In a small study2 of the BioNTech–Genentech vaccine for treating pancreatic tumours, for example, only half of the trial participants developed T cells that were directed against any of the vaccine-encoded mutations. And among those who did, around half formed T cells against just a single neoantigen, even though the vaccines generally contained the instructions for making ten or more targets2.

“Once in a while, the stars line up,” says Alex Rubinsteyn, a computational biologist at the University of North Carolina–Chapel Hill who designs neoantigen prediction tools for personalized cancer vaccines. But, he says, instances in which several of the chosen antigens elicit anti-tumour activity could be the exception rather than the rule.

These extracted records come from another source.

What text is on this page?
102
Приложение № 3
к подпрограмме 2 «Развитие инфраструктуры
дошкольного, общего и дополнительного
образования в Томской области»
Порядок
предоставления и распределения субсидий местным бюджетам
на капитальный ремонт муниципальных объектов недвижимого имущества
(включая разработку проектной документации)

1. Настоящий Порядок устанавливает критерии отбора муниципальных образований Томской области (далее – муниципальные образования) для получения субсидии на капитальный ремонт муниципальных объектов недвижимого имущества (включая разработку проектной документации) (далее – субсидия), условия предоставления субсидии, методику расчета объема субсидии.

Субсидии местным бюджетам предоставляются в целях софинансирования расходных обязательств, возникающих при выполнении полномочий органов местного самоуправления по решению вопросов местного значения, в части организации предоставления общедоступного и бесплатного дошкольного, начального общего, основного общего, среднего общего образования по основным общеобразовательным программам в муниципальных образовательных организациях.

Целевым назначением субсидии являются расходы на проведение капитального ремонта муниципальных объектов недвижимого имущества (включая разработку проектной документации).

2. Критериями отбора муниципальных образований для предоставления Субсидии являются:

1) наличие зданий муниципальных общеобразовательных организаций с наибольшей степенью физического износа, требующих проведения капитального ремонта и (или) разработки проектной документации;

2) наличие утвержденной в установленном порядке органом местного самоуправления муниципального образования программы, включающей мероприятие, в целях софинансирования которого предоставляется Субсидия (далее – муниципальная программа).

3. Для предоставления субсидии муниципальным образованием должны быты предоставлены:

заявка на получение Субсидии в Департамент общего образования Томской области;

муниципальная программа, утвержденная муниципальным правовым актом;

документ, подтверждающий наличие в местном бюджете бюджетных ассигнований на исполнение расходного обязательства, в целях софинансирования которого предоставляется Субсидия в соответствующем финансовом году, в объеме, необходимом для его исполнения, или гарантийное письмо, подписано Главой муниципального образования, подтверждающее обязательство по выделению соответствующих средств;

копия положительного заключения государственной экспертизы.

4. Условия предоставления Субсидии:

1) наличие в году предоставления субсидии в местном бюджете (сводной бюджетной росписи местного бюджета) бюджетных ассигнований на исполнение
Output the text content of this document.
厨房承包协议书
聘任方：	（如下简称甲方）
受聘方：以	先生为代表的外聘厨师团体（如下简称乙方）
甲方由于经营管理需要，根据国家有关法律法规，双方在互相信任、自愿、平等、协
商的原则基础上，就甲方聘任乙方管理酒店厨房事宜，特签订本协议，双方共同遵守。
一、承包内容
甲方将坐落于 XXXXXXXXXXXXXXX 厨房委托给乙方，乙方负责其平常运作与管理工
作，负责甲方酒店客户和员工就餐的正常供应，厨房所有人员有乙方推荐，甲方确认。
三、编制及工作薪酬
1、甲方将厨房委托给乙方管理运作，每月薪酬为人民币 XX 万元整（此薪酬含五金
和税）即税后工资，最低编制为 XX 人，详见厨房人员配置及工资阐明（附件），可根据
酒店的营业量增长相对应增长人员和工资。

Benjamin Vincent, a tumour immunologist, also at the University of North Carolina–Chapel Hill, agrees: “The field really, really wants to just say, ‘We can predict this from the genomics data only.’ It really wants it so bad, everyone is just doing it. But that doesn’t make it robust.”

Addressing this issue head on, many researchers are now supplementing their computational tools with further experimental data. In February, for example, a joint team at the La Jolla Institute for Immunology and the University of California, San Diego described a platform that uses DNA sequencing and gene-expression analyses on tumours to first identify potential neoantigens, as many others do already. The process then goes a step further by searching in patient blood samples for T cells that actually recognize those antigens3.

This kind of method is going to become more important and more prevalent, according to Stephen Schoenberger, a translational immunologist who co-led the study. “It verifies rather than merely predicts which mutations are neoantigens,” says Schoenberger, who is also chief executive and chief scientific officer of Lykeion, a company he co-founded in La Jolla to develop personalized vaccines informed by this method.

Sachet Shukla, a computational biologist at the University of Texas MD Anderson Cancer Center in Houston, is hopeful that the immune-stimulating potential of personalized cancer vaccines will improve as the research community amasses more of this information. “I think you’ll see another step jump in the accuracy of these algorithms,” he says.

When that happens, he anticipates that cancer vaccines, long regarded as ineffectual, will finally become a staple of oncology treatment: “It’s an idea whose time has come.”